Faisant preuve de tout le calme qui s'impose dans ce genre de contexte, l'homme d'affaire respire. Il se détachera un peu du corps de celle qu'il a, pour ainsi dire, élu, sans toutefois la lâcher de ses bras. Et avec le sérieux dont il se sait détenteur et maître dans l'exécution, il parlera un peu plus.


Reste ici, rien qu'un peu. Et si cette vie te plaît, alors jamais plus on ne se quittera. Mais tu devras te plier à quelques exigences. Tout le temps que tu seras ici, demain ou dans 10 ans, jamais tu ne devras sortir si tu n'es pas accompagnée. À partir du moment où tu m'es proche, ta vie est en danger. Et quand je dis en danger, je ne plaisante pas.

D'ailleurs, il n'avait pas l'air de plaisanter du tout. Oublié l'insouçiant qui n'hésite pas à hurler et frapper des mastodontes de sécurité, avec un semblant de chorégraphie de combat comme divertissement pour la foule. D'ailleurs, sa première "condition" aurait déjà rebuté nombre de demoiselles désireuses de devoir être en couple avec lui. Ce n'est pas fini.

Ensuite, tu devras accepter tout ce que je fais. Peut-être déciderais-je un jour de changer. Mais.. Tu sais, j'suis un pourri. Je vis de la misère, de la souffrance des autres. Je n'ai pas de sens moral dans les affaires et je ne laisserais pas tomber de si tôt. Alors, tu ne devras jamais rien en redire.

Qu'on ne s'y trompe pas : Il ne lui demande pas de devenir une bonne à tout faire, soumise qui n'aura pas le droit de faire des reproches. Il lui ordonne juste de séparer avec attention le travail et le privé. Ce qu'il sera dans ses commerces, jamais il ne le sera avec elle. Jamais. Il pourra lui jurer sur sa vie.

Et pour finir, tu devras te débarasser de tout tes maux. Tout ce qui peux te miner. Tout ce qui te traînes vers le bas. Tu devras accepter que je te prennes la main et te tire de ton trou, pour te débarasser de tout ce qui te fait pleurer ou te met en colère. Tu devras accepter que je ne te laisserais jamais abattue, jamais souffrante. Je tenterais tout pour que tu puisses marcher à mes côtés et que personne ne puisse plus te faire sentir mal.

Et là, c'en était presque une menaçe. Law accepterais Andrea telle qu'elle est, bien entendu. Mais il voudra d'abord qu'elle puisse lui dire si quoique ce soit altère à sa santé, mentale ou physique, pour qu'il puisse s'en débarasser illico. Et là, pour le coup, il pense à cette dette. Ce qu'ils ont évoqués dès le début de leur rencontre, et dont Law ne cesse de chercher à découvrir la véritable teneur. Puisse-t-il la balayer de la vie de son Amour, et définitivement.

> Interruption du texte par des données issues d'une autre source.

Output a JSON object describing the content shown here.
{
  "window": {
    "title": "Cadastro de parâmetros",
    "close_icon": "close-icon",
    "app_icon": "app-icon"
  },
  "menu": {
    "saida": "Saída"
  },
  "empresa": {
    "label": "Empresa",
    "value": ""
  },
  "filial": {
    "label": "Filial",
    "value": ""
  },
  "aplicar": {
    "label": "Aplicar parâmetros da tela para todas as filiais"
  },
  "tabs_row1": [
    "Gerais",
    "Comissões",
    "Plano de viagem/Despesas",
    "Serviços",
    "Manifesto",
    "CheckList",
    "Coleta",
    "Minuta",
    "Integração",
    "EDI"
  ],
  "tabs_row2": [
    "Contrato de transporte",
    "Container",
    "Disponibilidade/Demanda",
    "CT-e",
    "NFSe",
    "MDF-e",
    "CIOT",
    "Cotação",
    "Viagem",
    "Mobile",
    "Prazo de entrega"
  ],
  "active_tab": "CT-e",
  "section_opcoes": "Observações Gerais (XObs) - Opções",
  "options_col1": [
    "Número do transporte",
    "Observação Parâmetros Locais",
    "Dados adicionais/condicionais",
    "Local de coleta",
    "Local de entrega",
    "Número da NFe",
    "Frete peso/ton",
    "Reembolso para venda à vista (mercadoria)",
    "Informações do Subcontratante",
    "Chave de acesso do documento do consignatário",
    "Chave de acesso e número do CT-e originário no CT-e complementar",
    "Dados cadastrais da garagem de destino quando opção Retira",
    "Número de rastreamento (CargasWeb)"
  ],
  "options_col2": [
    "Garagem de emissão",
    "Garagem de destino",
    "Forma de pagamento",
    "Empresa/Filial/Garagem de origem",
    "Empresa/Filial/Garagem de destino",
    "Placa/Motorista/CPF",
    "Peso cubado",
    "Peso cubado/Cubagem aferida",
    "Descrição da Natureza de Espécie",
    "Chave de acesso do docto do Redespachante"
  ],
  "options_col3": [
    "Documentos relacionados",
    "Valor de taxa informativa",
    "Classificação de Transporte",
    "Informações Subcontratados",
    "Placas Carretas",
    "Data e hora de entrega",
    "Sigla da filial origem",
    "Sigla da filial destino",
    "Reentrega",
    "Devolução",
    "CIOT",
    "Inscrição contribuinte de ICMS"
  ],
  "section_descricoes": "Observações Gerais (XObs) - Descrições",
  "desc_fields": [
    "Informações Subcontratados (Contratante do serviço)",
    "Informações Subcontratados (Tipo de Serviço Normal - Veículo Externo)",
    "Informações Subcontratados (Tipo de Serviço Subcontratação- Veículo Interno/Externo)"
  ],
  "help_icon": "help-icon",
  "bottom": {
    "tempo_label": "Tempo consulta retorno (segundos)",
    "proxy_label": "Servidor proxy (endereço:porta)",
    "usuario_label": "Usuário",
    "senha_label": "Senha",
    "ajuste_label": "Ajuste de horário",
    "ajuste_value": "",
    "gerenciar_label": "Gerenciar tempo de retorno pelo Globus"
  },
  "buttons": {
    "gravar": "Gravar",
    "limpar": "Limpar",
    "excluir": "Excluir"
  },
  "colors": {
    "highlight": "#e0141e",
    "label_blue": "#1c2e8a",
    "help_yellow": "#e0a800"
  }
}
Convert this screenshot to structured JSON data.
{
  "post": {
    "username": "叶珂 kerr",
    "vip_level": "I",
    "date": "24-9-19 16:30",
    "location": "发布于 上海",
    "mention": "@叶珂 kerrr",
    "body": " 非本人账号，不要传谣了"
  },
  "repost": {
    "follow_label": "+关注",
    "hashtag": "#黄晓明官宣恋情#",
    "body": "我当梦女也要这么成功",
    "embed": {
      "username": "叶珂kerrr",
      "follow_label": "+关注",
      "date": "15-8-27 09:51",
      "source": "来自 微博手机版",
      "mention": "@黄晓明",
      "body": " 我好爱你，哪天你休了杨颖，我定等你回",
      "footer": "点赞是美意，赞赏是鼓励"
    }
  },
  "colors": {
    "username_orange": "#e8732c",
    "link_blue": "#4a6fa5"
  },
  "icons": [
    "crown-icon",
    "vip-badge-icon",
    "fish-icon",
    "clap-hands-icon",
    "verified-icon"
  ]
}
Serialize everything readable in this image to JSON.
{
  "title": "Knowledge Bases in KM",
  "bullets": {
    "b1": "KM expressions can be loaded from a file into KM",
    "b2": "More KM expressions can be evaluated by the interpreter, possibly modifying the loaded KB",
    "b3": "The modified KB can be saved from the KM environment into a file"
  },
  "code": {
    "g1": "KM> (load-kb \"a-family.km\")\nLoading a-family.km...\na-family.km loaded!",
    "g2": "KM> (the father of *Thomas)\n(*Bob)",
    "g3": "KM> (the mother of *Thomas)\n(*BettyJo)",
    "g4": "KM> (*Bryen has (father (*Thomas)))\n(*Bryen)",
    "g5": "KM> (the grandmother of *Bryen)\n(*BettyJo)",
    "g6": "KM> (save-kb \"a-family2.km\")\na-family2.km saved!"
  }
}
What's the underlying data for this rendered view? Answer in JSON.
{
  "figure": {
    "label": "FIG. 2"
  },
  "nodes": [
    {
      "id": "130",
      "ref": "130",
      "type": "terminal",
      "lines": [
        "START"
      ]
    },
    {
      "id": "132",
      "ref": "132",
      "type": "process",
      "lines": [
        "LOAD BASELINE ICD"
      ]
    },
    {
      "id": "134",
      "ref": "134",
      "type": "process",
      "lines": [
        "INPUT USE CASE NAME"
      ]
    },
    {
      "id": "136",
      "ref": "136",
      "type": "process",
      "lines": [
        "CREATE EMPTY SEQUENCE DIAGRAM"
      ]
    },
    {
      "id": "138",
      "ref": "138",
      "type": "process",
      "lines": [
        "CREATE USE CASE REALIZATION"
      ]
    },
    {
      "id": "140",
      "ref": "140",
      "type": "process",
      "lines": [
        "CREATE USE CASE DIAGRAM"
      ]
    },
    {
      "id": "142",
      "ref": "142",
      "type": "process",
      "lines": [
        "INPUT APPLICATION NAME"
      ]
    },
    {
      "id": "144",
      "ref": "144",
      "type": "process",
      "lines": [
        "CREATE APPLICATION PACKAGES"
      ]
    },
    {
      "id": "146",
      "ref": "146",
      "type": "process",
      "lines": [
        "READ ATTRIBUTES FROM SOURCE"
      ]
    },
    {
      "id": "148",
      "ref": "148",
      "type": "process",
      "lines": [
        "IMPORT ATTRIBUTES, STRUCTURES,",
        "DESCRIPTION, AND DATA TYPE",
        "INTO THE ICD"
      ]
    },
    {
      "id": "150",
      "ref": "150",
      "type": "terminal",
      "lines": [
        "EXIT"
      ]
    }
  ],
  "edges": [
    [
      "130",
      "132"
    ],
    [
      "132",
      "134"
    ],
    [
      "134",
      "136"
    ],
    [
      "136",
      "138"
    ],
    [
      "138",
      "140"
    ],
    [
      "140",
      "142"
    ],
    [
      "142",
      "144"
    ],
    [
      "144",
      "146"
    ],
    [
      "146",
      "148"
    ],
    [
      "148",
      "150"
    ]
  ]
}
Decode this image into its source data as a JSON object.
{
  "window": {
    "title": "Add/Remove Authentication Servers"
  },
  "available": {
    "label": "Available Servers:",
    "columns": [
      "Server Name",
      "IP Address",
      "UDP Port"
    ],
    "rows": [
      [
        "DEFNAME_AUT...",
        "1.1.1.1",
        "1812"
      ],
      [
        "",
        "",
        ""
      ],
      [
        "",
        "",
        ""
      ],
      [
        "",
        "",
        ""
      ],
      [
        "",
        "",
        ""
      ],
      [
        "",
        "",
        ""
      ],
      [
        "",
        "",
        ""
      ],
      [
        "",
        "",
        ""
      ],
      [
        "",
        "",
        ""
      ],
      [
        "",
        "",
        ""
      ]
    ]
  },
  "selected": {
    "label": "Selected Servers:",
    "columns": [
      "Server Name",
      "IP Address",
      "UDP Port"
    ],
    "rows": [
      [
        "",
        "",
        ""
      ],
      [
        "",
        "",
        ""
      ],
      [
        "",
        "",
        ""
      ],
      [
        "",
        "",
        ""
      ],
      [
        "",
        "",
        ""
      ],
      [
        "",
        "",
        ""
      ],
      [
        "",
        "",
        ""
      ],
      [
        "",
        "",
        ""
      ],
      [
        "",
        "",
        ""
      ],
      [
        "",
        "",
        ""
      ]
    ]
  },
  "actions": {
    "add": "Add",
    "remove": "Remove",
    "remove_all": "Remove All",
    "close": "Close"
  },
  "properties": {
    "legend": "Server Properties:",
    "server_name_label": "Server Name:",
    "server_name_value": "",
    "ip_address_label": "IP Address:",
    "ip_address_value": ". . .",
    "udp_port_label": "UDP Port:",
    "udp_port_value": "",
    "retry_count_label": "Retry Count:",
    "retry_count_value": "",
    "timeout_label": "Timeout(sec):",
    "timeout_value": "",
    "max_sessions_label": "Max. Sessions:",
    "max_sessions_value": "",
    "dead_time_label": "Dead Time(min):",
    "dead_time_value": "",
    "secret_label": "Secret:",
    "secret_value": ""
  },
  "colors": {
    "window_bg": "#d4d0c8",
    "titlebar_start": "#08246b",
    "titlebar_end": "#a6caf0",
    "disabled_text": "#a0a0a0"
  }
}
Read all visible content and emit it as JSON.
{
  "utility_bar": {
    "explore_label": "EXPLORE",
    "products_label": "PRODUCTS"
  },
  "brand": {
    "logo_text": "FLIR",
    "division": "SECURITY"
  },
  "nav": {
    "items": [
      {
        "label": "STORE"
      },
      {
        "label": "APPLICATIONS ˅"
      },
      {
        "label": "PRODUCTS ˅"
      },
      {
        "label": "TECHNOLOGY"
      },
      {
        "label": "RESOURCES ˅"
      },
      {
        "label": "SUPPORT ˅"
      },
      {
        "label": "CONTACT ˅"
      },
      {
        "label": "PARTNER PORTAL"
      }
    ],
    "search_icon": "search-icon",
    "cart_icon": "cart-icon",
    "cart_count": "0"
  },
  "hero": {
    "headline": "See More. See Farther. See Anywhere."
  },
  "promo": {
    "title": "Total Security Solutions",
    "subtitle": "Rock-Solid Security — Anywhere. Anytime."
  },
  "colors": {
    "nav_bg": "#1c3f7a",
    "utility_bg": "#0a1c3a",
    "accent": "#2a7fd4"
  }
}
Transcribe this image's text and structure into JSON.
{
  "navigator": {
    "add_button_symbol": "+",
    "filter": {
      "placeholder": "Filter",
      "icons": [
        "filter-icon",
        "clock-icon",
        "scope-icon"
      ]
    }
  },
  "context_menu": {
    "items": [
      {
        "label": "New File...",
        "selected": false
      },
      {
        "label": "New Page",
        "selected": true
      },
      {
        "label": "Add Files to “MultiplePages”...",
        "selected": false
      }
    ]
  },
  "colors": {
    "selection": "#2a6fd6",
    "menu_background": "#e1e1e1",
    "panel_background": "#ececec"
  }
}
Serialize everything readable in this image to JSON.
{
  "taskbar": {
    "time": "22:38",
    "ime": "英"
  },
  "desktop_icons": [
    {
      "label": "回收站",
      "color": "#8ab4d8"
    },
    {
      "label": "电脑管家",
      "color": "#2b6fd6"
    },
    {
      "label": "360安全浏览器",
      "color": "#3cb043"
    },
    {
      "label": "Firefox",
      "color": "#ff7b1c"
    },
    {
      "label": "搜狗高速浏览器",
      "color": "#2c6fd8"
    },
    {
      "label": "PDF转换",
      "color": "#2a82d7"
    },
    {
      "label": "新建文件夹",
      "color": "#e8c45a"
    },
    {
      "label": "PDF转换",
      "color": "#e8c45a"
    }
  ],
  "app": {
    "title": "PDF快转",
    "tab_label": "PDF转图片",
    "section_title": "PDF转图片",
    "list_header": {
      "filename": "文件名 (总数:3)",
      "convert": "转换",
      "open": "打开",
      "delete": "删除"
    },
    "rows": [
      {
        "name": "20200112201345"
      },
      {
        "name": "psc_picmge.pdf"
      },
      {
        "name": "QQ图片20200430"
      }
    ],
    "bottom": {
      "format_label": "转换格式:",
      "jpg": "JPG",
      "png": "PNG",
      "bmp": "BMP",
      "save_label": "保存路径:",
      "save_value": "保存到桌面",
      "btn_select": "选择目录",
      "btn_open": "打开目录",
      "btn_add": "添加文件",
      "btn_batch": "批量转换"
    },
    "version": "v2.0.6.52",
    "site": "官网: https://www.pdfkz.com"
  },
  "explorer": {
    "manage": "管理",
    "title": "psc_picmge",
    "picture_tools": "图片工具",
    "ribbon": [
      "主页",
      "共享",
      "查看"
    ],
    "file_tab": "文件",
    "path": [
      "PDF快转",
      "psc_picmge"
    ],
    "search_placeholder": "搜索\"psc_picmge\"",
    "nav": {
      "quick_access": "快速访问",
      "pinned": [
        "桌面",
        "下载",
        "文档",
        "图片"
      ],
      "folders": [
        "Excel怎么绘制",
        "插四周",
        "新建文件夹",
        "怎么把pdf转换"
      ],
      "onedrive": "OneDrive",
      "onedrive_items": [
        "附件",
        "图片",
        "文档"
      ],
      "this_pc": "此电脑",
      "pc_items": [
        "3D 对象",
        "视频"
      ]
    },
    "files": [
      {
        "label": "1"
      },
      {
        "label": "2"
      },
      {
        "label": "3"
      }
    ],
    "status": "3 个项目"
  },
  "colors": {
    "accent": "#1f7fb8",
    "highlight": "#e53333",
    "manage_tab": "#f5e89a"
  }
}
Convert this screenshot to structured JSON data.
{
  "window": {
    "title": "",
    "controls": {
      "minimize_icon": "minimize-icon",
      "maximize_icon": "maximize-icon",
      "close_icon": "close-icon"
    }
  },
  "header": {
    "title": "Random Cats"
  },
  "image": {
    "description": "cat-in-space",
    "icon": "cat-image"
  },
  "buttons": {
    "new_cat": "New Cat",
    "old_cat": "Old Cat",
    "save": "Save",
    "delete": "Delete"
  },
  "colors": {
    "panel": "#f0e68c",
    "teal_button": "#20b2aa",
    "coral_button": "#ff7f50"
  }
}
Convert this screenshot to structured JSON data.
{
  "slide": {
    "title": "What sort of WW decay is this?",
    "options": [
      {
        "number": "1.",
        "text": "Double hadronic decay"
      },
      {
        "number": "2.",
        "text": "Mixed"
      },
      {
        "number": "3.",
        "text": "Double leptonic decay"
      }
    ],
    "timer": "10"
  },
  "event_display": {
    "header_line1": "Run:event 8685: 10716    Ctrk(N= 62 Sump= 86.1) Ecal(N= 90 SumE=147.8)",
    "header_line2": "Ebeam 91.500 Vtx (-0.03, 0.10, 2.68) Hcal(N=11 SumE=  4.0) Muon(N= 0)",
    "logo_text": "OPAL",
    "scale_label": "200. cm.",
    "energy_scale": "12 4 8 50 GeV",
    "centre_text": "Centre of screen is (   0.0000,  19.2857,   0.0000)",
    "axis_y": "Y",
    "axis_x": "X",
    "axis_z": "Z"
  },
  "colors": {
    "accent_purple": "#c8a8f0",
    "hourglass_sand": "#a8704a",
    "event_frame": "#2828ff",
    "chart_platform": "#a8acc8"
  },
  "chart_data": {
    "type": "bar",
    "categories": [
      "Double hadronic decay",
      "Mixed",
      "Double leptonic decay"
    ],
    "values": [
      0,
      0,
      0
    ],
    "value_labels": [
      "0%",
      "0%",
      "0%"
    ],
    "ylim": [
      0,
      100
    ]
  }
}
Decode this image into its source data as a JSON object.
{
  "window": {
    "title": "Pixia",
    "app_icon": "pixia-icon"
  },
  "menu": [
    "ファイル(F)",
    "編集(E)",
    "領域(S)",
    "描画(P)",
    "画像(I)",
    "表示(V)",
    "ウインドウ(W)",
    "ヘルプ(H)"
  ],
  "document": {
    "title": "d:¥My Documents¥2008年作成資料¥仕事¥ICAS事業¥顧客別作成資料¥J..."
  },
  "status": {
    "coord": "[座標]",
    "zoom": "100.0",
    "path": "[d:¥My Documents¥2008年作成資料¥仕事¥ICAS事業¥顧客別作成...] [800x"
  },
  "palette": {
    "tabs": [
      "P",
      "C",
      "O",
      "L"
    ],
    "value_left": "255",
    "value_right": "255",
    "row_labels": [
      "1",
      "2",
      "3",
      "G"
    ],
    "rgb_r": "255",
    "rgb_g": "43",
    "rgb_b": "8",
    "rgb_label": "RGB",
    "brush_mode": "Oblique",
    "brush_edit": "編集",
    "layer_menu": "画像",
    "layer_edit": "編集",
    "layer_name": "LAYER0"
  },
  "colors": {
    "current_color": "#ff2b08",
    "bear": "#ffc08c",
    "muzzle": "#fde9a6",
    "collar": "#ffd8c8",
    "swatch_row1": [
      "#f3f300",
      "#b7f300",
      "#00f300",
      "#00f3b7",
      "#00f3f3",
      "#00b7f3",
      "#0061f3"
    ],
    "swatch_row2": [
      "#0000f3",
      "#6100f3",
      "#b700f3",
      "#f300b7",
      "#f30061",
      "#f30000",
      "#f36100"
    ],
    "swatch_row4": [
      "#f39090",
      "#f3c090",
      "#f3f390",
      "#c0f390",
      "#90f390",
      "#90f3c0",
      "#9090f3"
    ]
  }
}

Je sais que ce n'est pas facile.. Mais.. Si tu es d'accord avec tout ça.. Considère Nexus comme ton nouveau chez-toi.
Titre: Re : L'errance de trop. [PV Law]
Posté par: Andrea Leevi le lundi 13 décembre 2010, 15:39:16
Amusant, alors qu’Andrea pensait avoir gardé un semblant de logique et de capacité de concentration dans cette situation, de voir qu’il n’en était rien. Aveuglée, brutalement enivrée d’une émotion sur laquelle la jeune femme ne parvenait pas à mettre un mot assez réaliste sans que celui-ci ne lui fasse peur, Andy était la moins perspicace. Ridiculement perdue dans un monde de contes de fée, elle profitait simplement du moment actuel. Là, maintenant, avec lui. Cela paraissait suffisant. Et c’est paradoxalement quand elle grandissait enfin sentimentalement parlant qu’elle se retrouvait comme une petite fille. Incapable de voir plus loin que le bout de ses lèvres, sans se soucier du lendemain et en savourant simplement l’espoir de promesse qu’elle n’osait mettre en mots. Telle une enfant qui découvre enfin la vie, après avoir poussé timidement une porte jusque là interdite. Est-ce que Law avait l’habitude ? Il n’en avait pas l’air. Et pourtant, après la stupéfaction première quant à une situation quelque peu inhabituelle, c’est lui qui régissait rapidement. L’expérience, sans doute, de rebondir en toute situation et ce même si l’on touchait un point sensible.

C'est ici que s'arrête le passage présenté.